Distretto culturale
descrizione del distretto culturale
Il progetto, denominato "distretto culturale della provincia di Isernia", si pone l'obiettivo di rendere maggiormente efficace la strategia di sviluppo adottata con i due PIT SLOT Alto Molise e Civiltà dell'acqua attraverso un processo d'integrazione che riguarda sia la filiera restauro/adeguamento - fruizione - valorizzazione - sviluppo di attività collegate (indotto), sia il coinvolgimento diretto degli attori istituzionali pubblici e privati.
Il progetto è una vera sfida per il territorio della provincia di Isernia, caratterizzato da un ricco patrimonio artistico e storico-architettonico, ma che rappresenta sia rispetto alle zone limitrofe sia rispetto alle risorse ambientali e paesaggistiche un patrimonio che potremmo definire "minore". Tale caratteristica del patrimonio culturale ha, da sempre, rappresentato un limite allo sviluppo turistico incentrato sulla valorizzazione dei beni culturali. Di qui l'idea di trasformare questo apparente punto di debolezza in un punto di forza del nostro territorio, rendendo così il "prodotto" valorizzabile e fruibile. Lo strumento utilizzato è quello del distretto culturale, un modello di sviluppo centrato appunto sulla valorizzazione dei beni culturali all'interno di un processo d'integrazione della filiera produttiva degli stessi negli altri circuiti economici e sociali, in cui a prevalere sia la dimensione territoriale ed il tipo di legame che viene a determinarsi fra i soggetti attivi.
Il distretto culturale, quindi, è un sistema reticolare spazialmente delimitato, il cui nodo centrale è il processo di valorizzazione dei beni culturali che porta con sé processi di promozione delle altre risorse del territorio (beni ambientali, manifestazioni culturali, prodotti della cultura materiale ed immateriale del territorio) delle infrastrutture (servizi di trasporto, per il tempo libero.) dei servizi di accoglienza, nonché lo sviluppo di imprese la cui attività è direttamente collegata al processo di valorizzazione dei beni culturali.
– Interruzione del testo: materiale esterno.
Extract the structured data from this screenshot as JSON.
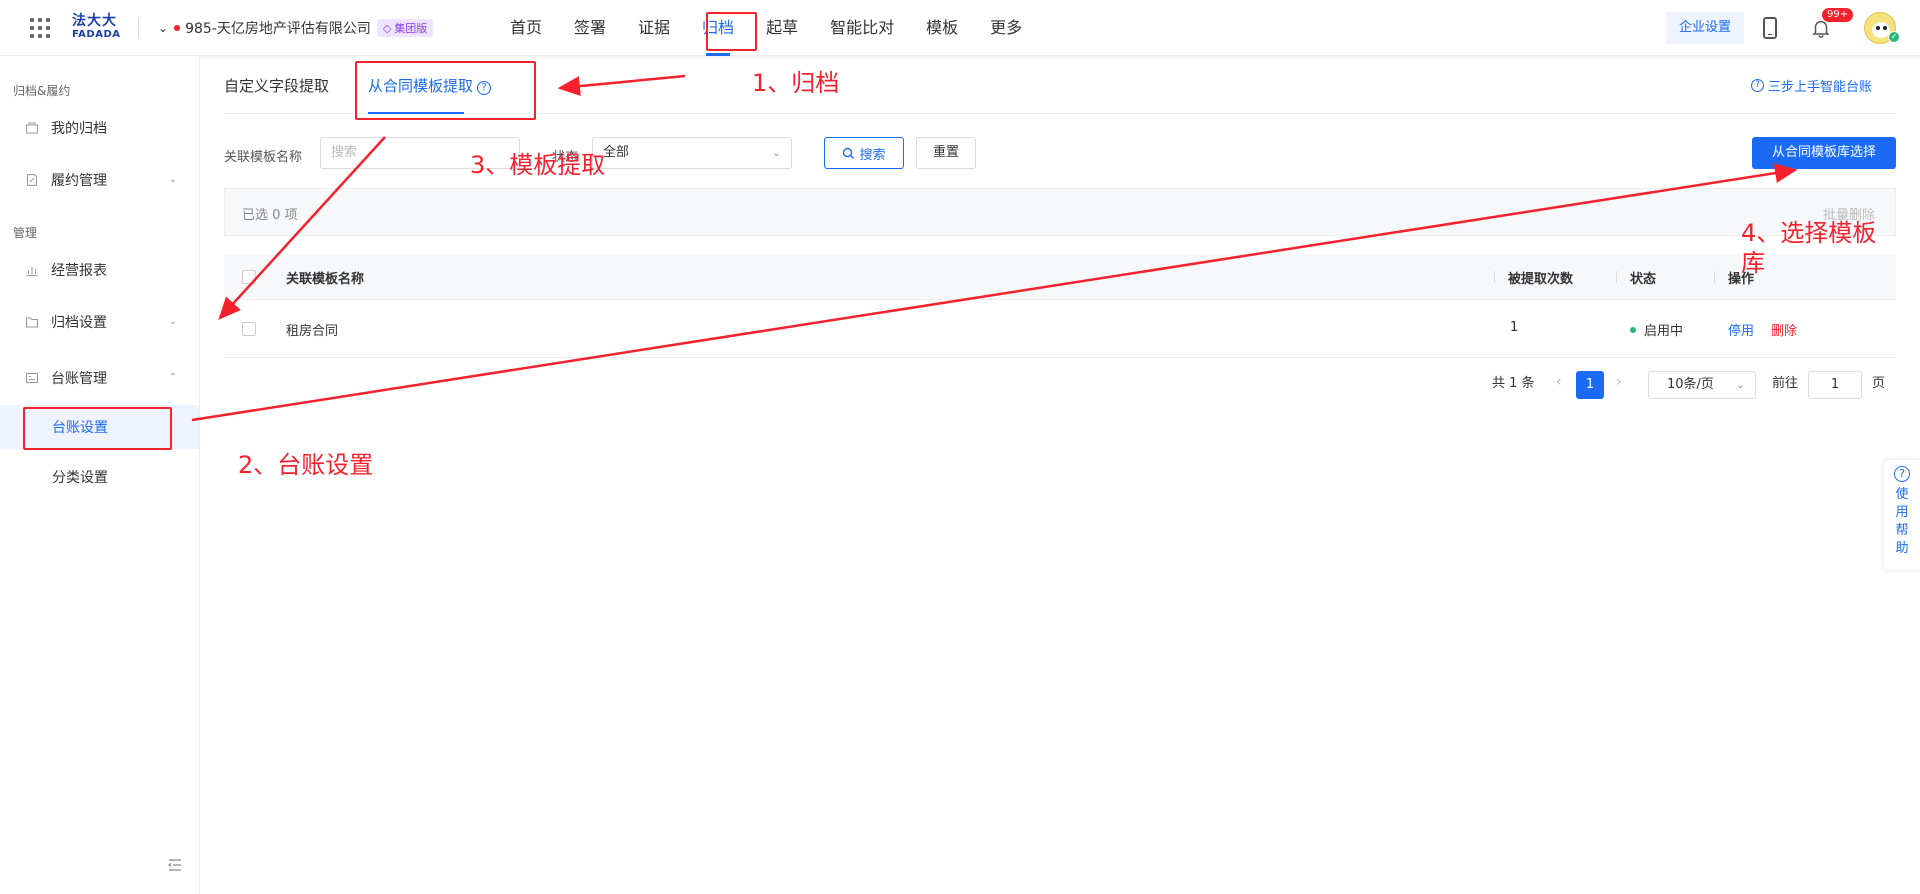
{
  "header": {
    "logo_cn": "法大大",
    "logo_en": "FADADA",
    "company": "985-天亿房地产评估有限公司",
    "company_badge": "集团版",
    "nav": [
      "首页",
      "签署",
      "证据",
      "归档",
      "起草",
      "智能比对",
      "模板",
      "更多"
    ],
    "active_nav": "归档",
    "enterprise_settings": "企业设置",
    "notification_count": "99+"
  },
  "sidebar": {
    "group1": "归档&履约",
    "my_archive": "我的归档",
    "contract_perf": "履约管理",
    "group2": "管理",
    "reports": "经营报表",
    "archive_settings": "归档设置",
    "ledger_mgmt": "台账管理",
    "ledger_settings": "台账设置",
    "category_settings": "分类设置"
  },
  "tabs": {
    "custom_field": "自定义字段提取",
    "from_template": "从合同模板提取",
    "guide_link": "三步上手智能台账"
  },
  "filters": {
    "template_name_label": "关联模板名称",
    "template_name_placeholder": "搜索",
    "status_label": "状态",
    "status_value": "全部",
    "search_button": "搜索",
    "reset_button": "重置",
    "select_from_library": "从合同模板库选择"
  },
  "selection": {
    "count_text": "已选 0 项",
    "batch_delete": "批量删除"
  },
  "table": {
    "columns": [
      "关联模板名称",
      "被提取次数",
      "状态",
      "操作"
    ],
    "rows": [
      {
        "name": "租房合同",
        "count": "1",
        "status": "启用中",
        "action_disable": "停用",
        "action_delete": "删除"
      }
    ]
  },
  "pagination": {
    "total": "共 1 条",
    "current_page": "1",
    "page_size": "10条/页",
    "goto_label": "前往",
    "goto_value": "1",
    "page_suffix": "页"
  },
  "help_float": {
    "chars": [
      "使",
      "用",
      "帮",
      "助"
    ]
  },
  "annotations": {
    "step1": "1、归档",
    "step2": "2、台账设置",
    "step3": "3、模板提取",
    "step4": "4、选择模板库"
  },
  "colors": {
    "primary": "#1b6bf7",
    "annotation": "#f5222d",
    "status_active": "#2bb673"
  }
}
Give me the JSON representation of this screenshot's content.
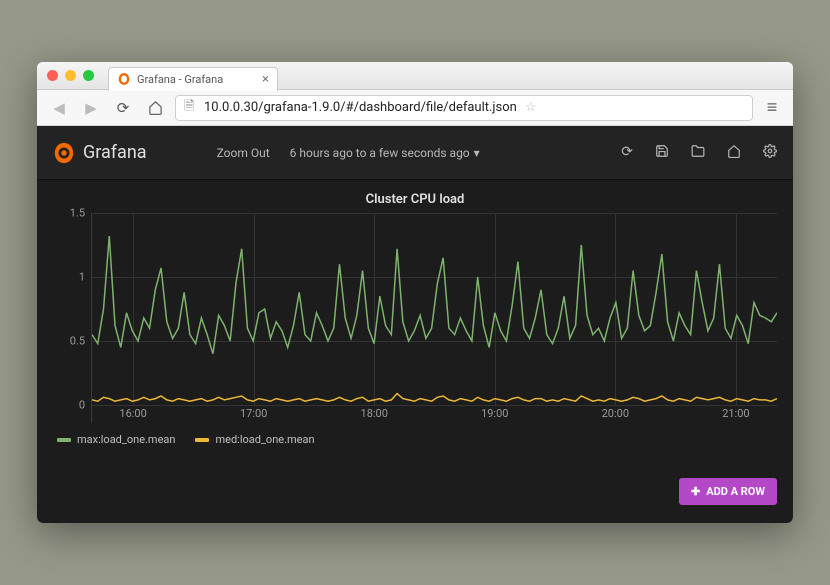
{
  "browser": {
    "tab_title": "Grafana - Grafana",
    "url": "10.0.0.30/grafana-1.9.0/#/dashboard/file/default.json"
  },
  "app": {
    "brand": "Grafana",
    "zoom_out": "Zoom Out",
    "timerange": "6 hours ago to a few seconds ago",
    "add_row": "ADD A ROW"
  },
  "chart_data": {
    "type": "line",
    "title": "Cluster CPU load",
    "ylim": [
      0,
      1.5
    ],
    "y_ticks": [
      0,
      0.5,
      1.0,
      1.5
    ],
    "x_categories": [
      "16:00",
      "17:00",
      "18:00",
      "19:00",
      "20:00",
      "21:00"
    ],
    "colors": {
      "max": "#7eb26d",
      "med": "#eab839"
    },
    "series": [
      {
        "name": "max:load_one.mean",
        "color_key": "max",
        "values": [
          0.55,
          0.48,
          0.75,
          1.32,
          0.62,
          0.45,
          0.72,
          0.58,
          0.5,
          0.68,
          0.6,
          0.9,
          1.07,
          0.65,
          0.52,
          0.6,
          0.88,
          0.55,
          0.48,
          0.68,
          0.55,
          0.4,
          0.7,
          0.62,
          0.5,
          0.95,
          1.22,
          0.6,
          0.5,
          0.72,
          0.75,
          0.52,
          0.65,
          0.58,
          0.45,
          0.62,
          0.88,
          0.55,
          0.5,
          0.72,
          0.62,
          0.5,
          0.6,
          1.1,
          0.68,
          0.52,
          0.7,
          1.05,
          0.6,
          0.48,
          0.85,
          0.62,
          0.55,
          1.22,
          0.65,
          0.5,
          0.58,
          0.7,
          0.52,
          0.6,
          0.95,
          1.15,
          0.6,
          0.55,
          0.68,
          0.58,
          0.5,
          1.0,
          0.62,
          0.45,
          0.72,
          0.58,
          0.5,
          0.78,
          1.12,
          0.6,
          0.52,
          0.68,
          0.9,
          0.55,
          0.48,
          0.6,
          0.85,
          0.52,
          0.62,
          1.25,
          0.7,
          0.55,
          0.6,
          0.5,
          0.68,
          0.8,
          0.52,
          0.6,
          1.05,
          0.7,
          0.58,
          0.62,
          0.88,
          1.18,
          0.65,
          0.5,
          0.72,
          0.62,
          0.55,
          1.05,
          0.8,
          0.58,
          0.68,
          1.1,
          0.6,
          0.52,
          0.7,
          0.62,
          0.48,
          0.8,
          0.7,
          0.68,
          0.65,
          0.72
        ]
      },
      {
        "name": "med:load_one.mean",
        "color_key": "med",
        "values": [
          0.04,
          0.03,
          0.06,
          0.05,
          0.03,
          0.04,
          0.05,
          0.03,
          0.04,
          0.06,
          0.04,
          0.05,
          0.07,
          0.04,
          0.03,
          0.05,
          0.04,
          0.03,
          0.04,
          0.05,
          0.03,
          0.04,
          0.06,
          0.04,
          0.05,
          0.06,
          0.07,
          0.04,
          0.03,
          0.05,
          0.04,
          0.03,
          0.05,
          0.04,
          0.03,
          0.04,
          0.05,
          0.03,
          0.04,
          0.05,
          0.04,
          0.03,
          0.04,
          0.06,
          0.04,
          0.03,
          0.05,
          0.06,
          0.03,
          0.04,
          0.05,
          0.03,
          0.04,
          0.09,
          0.05,
          0.04,
          0.03,
          0.05,
          0.04,
          0.03,
          0.06,
          0.07,
          0.04,
          0.03,
          0.05,
          0.04,
          0.03,
          0.06,
          0.04,
          0.03,
          0.05,
          0.04,
          0.03,
          0.05,
          0.06,
          0.04,
          0.03,
          0.05,
          0.05,
          0.03,
          0.04,
          0.03,
          0.05,
          0.04,
          0.03,
          0.07,
          0.05,
          0.03,
          0.04,
          0.03,
          0.05,
          0.04,
          0.03,
          0.04,
          0.06,
          0.05,
          0.03,
          0.04,
          0.05,
          0.07,
          0.04,
          0.03,
          0.05,
          0.04,
          0.03,
          0.06,
          0.05,
          0.04,
          0.05,
          0.06,
          0.04,
          0.03,
          0.05,
          0.04,
          0.03,
          0.05,
          0.04,
          0.04,
          0.03,
          0.05
        ]
      }
    ]
  }
}
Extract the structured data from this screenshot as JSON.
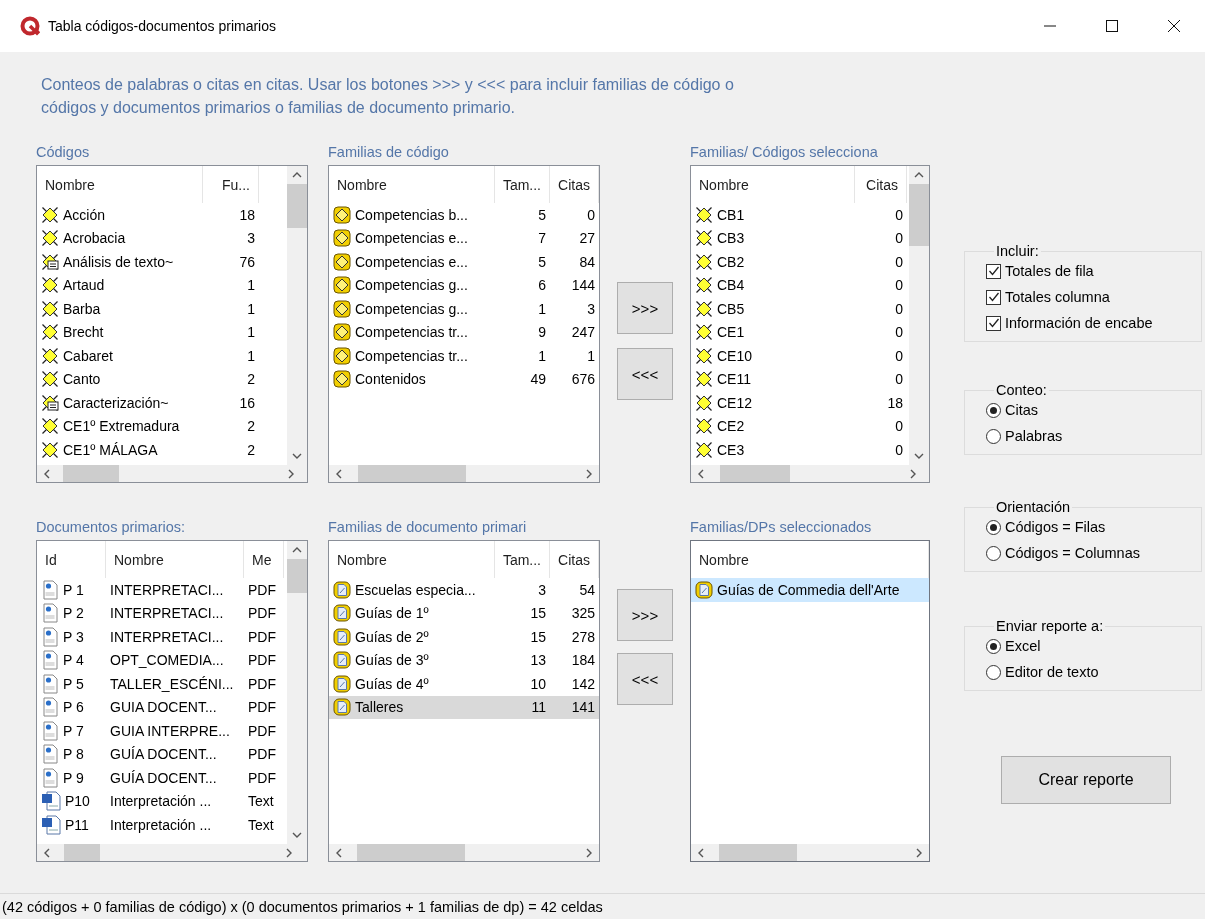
{
  "window": {
    "title": "Tabla códigos-documentos primarios"
  },
  "instructions": "Conteos de palabras o citas en citas. Usar los botones >>> y <<< para incluir familias de código o códigos y documentos primarios o familias de documento primario.",
  "lists": [
    {
      "label": "Códigos",
      "focused": false,
      "columns": [
        {
          "label": "Nombre"
        },
        {
          "label": "Fu..."
        }
      ],
      "rows": [
        {
          "kind": "code",
          "cells": [
            "Acción",
            "18"
          ],
          "selected": false
        },
        {
          "kind": "code",
          "cells": [
            "Acrobacia",
            "3"
          ],
          "selected": false
        },
        {
          "kind": "code_memo",
          "cells": [
            "Análisis de texto~",
            "76"
          ],
          "selected": false
        },
        {
          "kind": "code",
          "cells": [
            "Artaud",
            "1"
          ],
          "selected": false
        },
        {
          "kind": "code",
          "cells": [
            "Barba",
            "1"
          ],
          "selected": false
        },
        {
          "kind": "code",
          "cells": [
            "Brecht",
            "1"
          ],
          "selected": false
        },
        {
          "kind": "code",
          "cells": [
            "Cabaret",
            "1"
          ],
          "selected": false
        },
        {
          "kind": "code",
          "cells": [
            "Canto",
            "2"
          ],
          "selected": false
        },
        {
          "kind": "code_memo",
          "cells": [
            "Caracterización~",
            "16"
          ],
          "selected": false
        },
        {
          "kind": "code",
          "cells": [
            "CE1º Extremadura",
            "2"
          ],
          "selected": false
        },
        {
          "kind": "code",
          "cells": [
            "CE1º MÁLAGA",
            "2"
          ],
          "selected": false
        }
      ]
    },
    {
      "label": "Familias de código",
      "focused": false,
      "columns": [
        {
          "label": "Nombre"
        },
        {
          "label": "Tam..."
        },
        {
          "label": "Citas"
        }
      ],
      "rows": [
        {
          "kind": "code_family",
          "cells": [
            "Competencias b...",
            "5",
            "0"
          ],
          "selected": false
        },
        {
          "kind": "code_family",
          "cells": [
            "Competencias e...",
            "7",
            "27"
          ],
          "selected": false
        },
        {
          "kind": "code_family",
          "cells": [
            "Competencias e...",
            "5",
            "84"
          ],
          "selected": false
        },
        {
          "kind": "code_family",
          "cells": [
            "Competencias g...",
            "6",
            "144"
          ],
          "selected": false
        },
        {
          "kind": "code_family",
          "cells": [
            "Competencias g...",
            "1",
            "3"
          ],
          "selected": false
        },
        {
          "kind": "code_family",
          "cells": [
            "Competencias tr...",
            "9",
            "247"
          ],
          "selected": false
        },
        {
          "kind": "code_family",
          "cells": [
            "Competencias tr...",
            "1",
            "1"
          ],
          "selected": false
        },
        {
          "kind": "code_family",
          "cells": [
            "Contenidos",
            "49",
            "676"
          ],
          "selected": false
        }
      ]
    },
    {
      "label": "Familias/ Códigos selecciona",
      "focused": false,
      "columns": [
        {
          "label": "Nombre"
        },
        {
          "label": "Citas"
        }
      ],
      "rows": [
        {
          "kind": "code",
          "cells": [
            "CB1",
            "0"
          ],
          "selected": false
        },
        {
          "kind": "code",
          "cells": [
            "CB3",
            "0"
          ],
          "selected": false
        },
        {
          "kind": "code",
          "cells": [
            "CB2",
            "0"
          ],
          "selected": false
        },
        {
          "kind": "code",
          "cells": [
            "CB4",
            "0"
          ],
          "selected": false
        },
        {
          "kind": "code",
          "cells": [
            "CB5",
            "0"
          ],
          "selected": false
        },
        {
          "kind": "code",
          "cells": [
            "CE1",
            "0"
          ],
          "selected": false
        },
        {
          "kind": "code",
          "cells": [
            "CE10",
            "0"
          ],
          "selected": false
        },
        {
          "kind": "code",
          "cells": [
            "CE11",
            "0"
          ],
          "selected": false
        },
        {
          "kind": "code",
          "cells": [
            "CE12",
            "18"
          ],
          "selected": false
        },
        {
          "kind": "code",
          "cells": [
            "CE2",
            "0"
          ],
          "selected": false
        },
        {
          "kind": "code",
          "cells": [
            "CE3",
            "0"
          ],
          "selected": false
        }
      ]
    },
    {
      "label": "Documentos primarios:",
      "focused": false,
      "columns": [
        {
          "label": "Id"
        },
        {
          "label": "Nombre"
        },
        {
          "label": "Me"
        }
      ],
      "rows": [
        {
          "kind": "pdf",
          "cells": [
            "P 1",
            "INTERPRETACI...",
            "PDF"
          ],
          "selected": false
        },
        {
          "kind": "pdf",
          "cells": [
            "P 2",
            "INTERPRETACI...",
            "PDF"
          ],
          "selected": false
        },
        {
          "kind": "pdf",
          "cells": [
            "P 3",
            "INTERPRETACI...",
            "PDF"
          ],
          "selected": false
        },
        {
          "kind": "pdf",
          "cells": [
            "P 4",
            "OPT_COMEDIA...",
            "PDF"
          ],
          "selected": false
        },
        {
          "kind": "pdf",
          "cells": [
            "P 5",
            "TALLER_ESCÉNI...",
            "PDF"
          ],
          "selected": false
        },
        {
          "kind": "pdf",
          "cells": [
            "P 6",
            "GUIA DOCENT...",
            "PDF"
          ],
          "selected": false
        },
        {
          "kind": "pdf",
          "cells": [
            "P 7",
            "GUIA INTERPRE...",
            "PDF"
          ],
          "selected": false
        },
        {
          "kind": "pdf",
          "cells": [
            "P 8",
            "GUÍA DOCENT...",
            "PDF"
          ],
          "selected": false
        },
        {
          "kind": "pdf",
          "cells": [
            "P 9",
            "GUÍA DOCENT...",
            "PDF"
          ],
          "selected": false
        },
        {
          "kind": "word",
          "cells": [
            "P10",
            "Interpretación ...",
            "Text"
          ],
          "selected": false
        },
        {
          "kind": "word",
          "cells": [
            "P11",
            "Interpretación ...",
            "Text"
          ],
          "selected": false
        }
      ]
    },
    {
      "label": "Familias de documento primari",
      "focused": false,
      "columns": [
        {
          "label": "Nombre"
        },
        {
          "label": "Tam..."
        },
        {
          "label": "Citas"
        }
      ],
      "rows": [
        {
          "kind": "doc_family",
          "cells": [
            "Escuelas especia...",
            "3",
            "54"
          ],
          "selected": false
        },
        {
          "kind": "doc_family",
          "cells": [
            "Guías de 1º",
            "15",
            "325"
          ],
          "selected": false
        },
        {
          "kind": "doc_family",
          "cells": [
            "Guías de 2º",
            "15",
            "278"
          ],
          "selected": false
        },
        {
          "kind": "doc_family",
          "cells": [
            "Guías de 3º",
            "13",
            "184"
          ],
          "selected": false
        },
        {
          "kind": "doc_family",
          "cells": [
            "Guías de 4º",
            "10",
            "142"
          ],
          "selected": false
        },
        {
          "kind": "doc_family",
          "cells": [
            "Talleres",
            "11",
            "141"
          ],
          "selected": true
        }
      ]
    },
    {
      "label": "Familias/DPs seleccionados",
      "focused": true,
      "columns": [
        {
          "label": "Nombre"
        }
      ],
      "rows": [
        {
          "kind": "doc_family",
          "cells": [
            "Guías de Commedia dell'Arte"
          ],
          "selected": true
        }
      ]
    }
  ],
  "transfer_buttons": [
    {
      "add": ">>>",
      "remove": "<<<"
    },
    {
      "add": ">>>",
      "remove": "<<<"
    }
  ],
  "groups": [
    {
      "kind": "checkbox",
      "label": "Incluir:",
      "options": [
        {
          "label": "Totales de fila",
          "checked": true
        },
        {
          "label": "Totales columna",
          "checked": true
        },
        {
          "label": "Información de encabe",
          "checked": true
        }
      ]
    },
    {
      "kind": "radio",
      "label": "Conteo:",
      "options": [
        {
          "label": "Citas",
          "selected": true
        },
        {
          "label": "Palabras",
          "selected": false
        }
      ]
    },
    {
      "kind": "radio",
      "label": "Orientación",
      "options": [
        {
          "label": "Códigos = Filas",
          "selected": true
        },
        {
          "label": "Códigos = Columnas",
          "selected": false
        }
      ]
    },
    {
      "kind": "radio",
      "label": "Enviar reporte a:",
      "options": [
        {
          "label": "Excel",
          "selected": true
        },
        {
          "label": "Editor de texto",
          "selected": false
        }
      ]
    }
  ],
  "create_button": "Crear reporte",
  "status_bar": "(42 códigos + 0 familias de código) x (0 documentos primarios + 1 familias de dp) = 42 celdas"
}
Nel distretto culturale il "museo", inteso in senso lato, diventa per così dire "attivo" ossia un contenitore che racconta quel luogo con la sua storia e le sue peculiarità, il nesso tra la tradizione dei luoghi e la tipicità degli stessi.
La realizzazione di tale progetto, pertanto, consentirà di legare alla valorizzazione del patrimonio culturale, ambientale e paesaggistico un circuito permanente di strutture e servizi capaci di innalzare il livello di fruizione e accessibilità delle risorse intese in senso ampio. Il recupero, la valorizzazione, la fruizione e promozione integrata del complesso e diversificato patrimonio storico, archeologico e culturale della provincia, diventerà, quindi, condizione prioritaria per diversificare l'offerta turistica di base, nonché un fattore strategico della politica di riequilibrio e di sviluppo socioculturale delle comunità locali. Il sistema esperto basato su un Sistema Informativo Territoriale in grado di offrire informazioni a valore aggiunto a diversi target di riferimento tramite le informazioni in formato digitale archiviate su un apposito Data Base Provinciale, inoltre consentirà di risolvere in modo efficace e definitivo il delicato e annoso problema della gestione dei beni culturali.